Convolutional networks

8 min. read

Caution! This article is 3 years old. It may be obsolete or show old techniques. It may also still be relevant, and you may find it useful! So it has been marked as deprecated, just in case.

A convolutional neural network / CNN / ConvNet is an artificial neural network that detects patterns in images using filters. They are mostly used for analyzing images for computer vision tasks.

The inputs to convolutional layers are called input channels, and the outputs are called output channels.

The transformation is called a convolution operation in the deep learning community, and cross-correlation mathematically. A convolution operation maps an input to an output using a filter and a sliding window.


We need to specify the number of filters each layer should have. The number of filters determines the number of output channels.

These filters are what detect the patterns. Patterns can be edges, shapes, textures, curves, objects, colors, etc. in the first layers. The deeper the network goes, the more sophisticated the filters become.

Animation of a CNN filter in action.
Animation of a 3x3 CNN filter (gray) sliding through the input channel in the bottom (blue) and the resulting output channel at the top (green).

The convolution of a filter and each subset of the same size in the input channel is calculated as the summation of the element-wise products.

For example, for a 3x3 filter:

         | a11 a12 a13 |           | b11 b12 b13 |
filter = | a21 a22 a23 |  subset = | b21 b22 b23 |
         | a31 a32 a33 |           | b31 b32 b33 |

product = a11 b11 + a12 b12 + ... + a33 b33

Because the filter is 3x3, the resulting output channel will be smaller by a margin of 1 pixel on all sides.

Sometimes this is called dot product since it is an inner product (generalization of the dot product). Other names are "Frobenius inner product" or "summation of the Hadamard product".

Example of CNN edge detection filters.
The four filters detect horizontal and vertical edges in one sample of the MNIST dataset representing the number 7. The "Layer 2" image shows edge detection examples from several images in the first layers of a CNN.

In the past, computer vision experts would develop filters manually (for example, the Sobel filter). Today, pattern detectors are derived automatically by the network as it learns. The filter values start out with random values, and the values change as the network learns during training.

Use this interactive demonstration to gain a better understanding of convolutions, or Francois Chollet post "How CNNs see the world".

Zero padding

Convolutions reduce output channel dimensions by (n - f + 1)(m - g + 1), where n x m are the dimensions of the input and f x g are the dimension of the filter.
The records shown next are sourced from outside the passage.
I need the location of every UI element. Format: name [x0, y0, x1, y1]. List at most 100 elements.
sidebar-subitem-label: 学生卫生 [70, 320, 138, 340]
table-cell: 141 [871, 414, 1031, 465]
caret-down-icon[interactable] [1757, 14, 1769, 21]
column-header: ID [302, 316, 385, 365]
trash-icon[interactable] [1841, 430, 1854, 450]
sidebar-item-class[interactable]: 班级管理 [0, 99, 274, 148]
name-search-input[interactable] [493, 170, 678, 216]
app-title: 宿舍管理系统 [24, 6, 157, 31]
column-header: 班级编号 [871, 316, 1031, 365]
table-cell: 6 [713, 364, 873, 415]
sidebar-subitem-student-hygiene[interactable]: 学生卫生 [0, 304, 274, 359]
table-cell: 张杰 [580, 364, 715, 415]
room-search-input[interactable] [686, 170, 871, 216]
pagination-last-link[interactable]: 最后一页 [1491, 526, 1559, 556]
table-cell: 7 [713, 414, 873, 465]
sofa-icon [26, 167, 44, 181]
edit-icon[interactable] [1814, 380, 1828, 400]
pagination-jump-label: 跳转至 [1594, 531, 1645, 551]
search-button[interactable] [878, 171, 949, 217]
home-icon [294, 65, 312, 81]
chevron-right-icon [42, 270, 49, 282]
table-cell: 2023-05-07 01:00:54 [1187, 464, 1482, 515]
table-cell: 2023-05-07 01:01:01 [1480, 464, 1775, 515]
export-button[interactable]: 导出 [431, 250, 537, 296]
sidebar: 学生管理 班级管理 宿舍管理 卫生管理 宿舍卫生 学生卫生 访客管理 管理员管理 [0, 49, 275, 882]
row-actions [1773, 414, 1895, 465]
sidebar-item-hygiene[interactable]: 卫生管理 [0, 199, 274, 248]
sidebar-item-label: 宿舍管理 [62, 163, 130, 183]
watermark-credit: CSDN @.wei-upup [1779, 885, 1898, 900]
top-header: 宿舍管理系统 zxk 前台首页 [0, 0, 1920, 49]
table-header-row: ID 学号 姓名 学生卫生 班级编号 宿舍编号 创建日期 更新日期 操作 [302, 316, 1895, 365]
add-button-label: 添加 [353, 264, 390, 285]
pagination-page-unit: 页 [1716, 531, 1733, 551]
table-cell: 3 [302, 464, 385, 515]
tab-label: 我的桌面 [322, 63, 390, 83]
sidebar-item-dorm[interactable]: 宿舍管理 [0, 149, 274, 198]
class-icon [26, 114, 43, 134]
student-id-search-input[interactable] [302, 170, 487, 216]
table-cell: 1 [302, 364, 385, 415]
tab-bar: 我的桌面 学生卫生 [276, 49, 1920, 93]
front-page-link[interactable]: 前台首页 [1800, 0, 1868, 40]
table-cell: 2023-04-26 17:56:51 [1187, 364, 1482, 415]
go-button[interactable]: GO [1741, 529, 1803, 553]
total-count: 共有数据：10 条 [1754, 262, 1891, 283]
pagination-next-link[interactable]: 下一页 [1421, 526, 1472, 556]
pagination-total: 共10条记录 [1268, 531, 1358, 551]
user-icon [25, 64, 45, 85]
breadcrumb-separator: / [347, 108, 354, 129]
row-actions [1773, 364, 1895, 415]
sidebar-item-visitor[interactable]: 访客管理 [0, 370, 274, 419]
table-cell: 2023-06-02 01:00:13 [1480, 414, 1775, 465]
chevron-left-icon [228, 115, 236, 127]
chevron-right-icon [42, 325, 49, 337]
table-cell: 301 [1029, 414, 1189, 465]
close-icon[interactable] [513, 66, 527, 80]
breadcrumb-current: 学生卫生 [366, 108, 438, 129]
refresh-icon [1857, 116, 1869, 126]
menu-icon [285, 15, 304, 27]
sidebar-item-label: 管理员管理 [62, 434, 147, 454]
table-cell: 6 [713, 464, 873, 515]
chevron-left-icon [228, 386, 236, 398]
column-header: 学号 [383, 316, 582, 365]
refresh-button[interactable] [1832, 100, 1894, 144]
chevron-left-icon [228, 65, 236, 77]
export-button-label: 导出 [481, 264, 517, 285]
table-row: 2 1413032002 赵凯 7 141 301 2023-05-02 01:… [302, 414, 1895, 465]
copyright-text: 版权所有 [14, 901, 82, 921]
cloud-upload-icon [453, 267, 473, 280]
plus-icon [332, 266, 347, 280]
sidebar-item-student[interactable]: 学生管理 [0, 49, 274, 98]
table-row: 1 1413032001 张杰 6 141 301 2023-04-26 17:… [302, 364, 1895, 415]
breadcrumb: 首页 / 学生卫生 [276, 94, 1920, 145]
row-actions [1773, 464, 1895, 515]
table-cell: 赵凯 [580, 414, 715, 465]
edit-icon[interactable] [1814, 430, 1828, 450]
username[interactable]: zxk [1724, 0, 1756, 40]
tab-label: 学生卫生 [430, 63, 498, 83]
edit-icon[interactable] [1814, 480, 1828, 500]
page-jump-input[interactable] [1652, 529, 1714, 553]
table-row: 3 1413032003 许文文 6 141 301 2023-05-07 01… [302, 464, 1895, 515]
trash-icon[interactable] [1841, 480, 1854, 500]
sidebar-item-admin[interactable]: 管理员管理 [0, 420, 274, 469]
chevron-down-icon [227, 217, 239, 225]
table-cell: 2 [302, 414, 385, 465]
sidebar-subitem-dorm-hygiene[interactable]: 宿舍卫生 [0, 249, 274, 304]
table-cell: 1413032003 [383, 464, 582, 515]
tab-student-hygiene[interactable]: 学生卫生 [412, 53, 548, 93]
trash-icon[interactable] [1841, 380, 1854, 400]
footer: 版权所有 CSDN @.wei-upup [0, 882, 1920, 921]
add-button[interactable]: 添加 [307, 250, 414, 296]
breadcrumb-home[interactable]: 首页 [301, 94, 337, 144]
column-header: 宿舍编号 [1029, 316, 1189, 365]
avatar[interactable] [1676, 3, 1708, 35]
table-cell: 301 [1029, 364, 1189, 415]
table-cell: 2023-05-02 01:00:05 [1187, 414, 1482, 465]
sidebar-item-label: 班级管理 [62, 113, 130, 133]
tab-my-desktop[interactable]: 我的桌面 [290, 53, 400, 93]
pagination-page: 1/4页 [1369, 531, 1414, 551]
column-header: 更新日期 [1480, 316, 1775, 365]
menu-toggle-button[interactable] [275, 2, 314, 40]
This is a problem when there is meaningful information around the edges of the image. The solution is to use zero padding, a technique where we add a border of pixels with value zero around the edges of the input image. This allows us to preserve the original input size as convolutions are applied.

Padding Description Impact
valid No padding Dimensions reduce
same Zeros around the edges Dimensions stay the same

In Keras we specify the filter size with kernel_size and the padding with padding:

model = Sequential([
    Dense(16, input_shape=(20,20,3), activation='relu'),
    Conv2D(32, kernel_size=(3,3), activation='relu', padding='valid'),
    Dense(2, activation='softmax')

Output goes from (20, 20) to (18, 18):

Layer (type)                 Output Shape              Param #
dense_2 (Dense)              (None, 20, 20, 16)        64
conv2d_1 (Conv2D)            (None, 18, 18, 32)        4640
dense_3 (Dense)              (None, 2)                 16386

Max Pooling

Max pooling is added after a convolutional layer, and it reduces the number of pixels in the output from the previous convolutional layer. It's used to reduce computational load (smaller image -> less parameters) and reduce over-fitting.

We define the size n x m of the "pool", and a stride, or how many pixels we will move to find the next region. Every pixel of the output is calculated as the maximum of the values in the corresponding region of the image. With a pool of 2x2 and a stride of 2, the output will be reduced to half the size of the input.

Average pooling is where we take the average value from each region rather than the maximum. Currently, max pooling is used vastly more.

Example of max pooling.
Maximum pooling applied to a 4x4 image, with a 2x2 pool and stride 2, produces an output that is 2x2.

In Keras, there is a specific layer for max pooling, where we can specify both the size of the pool and the stride. They usually have no padding:

MaxPooling2D(pool_size=(2, 2), strides=2, padding='valid')

There are also MaxPooling1D and MaxPooling3D.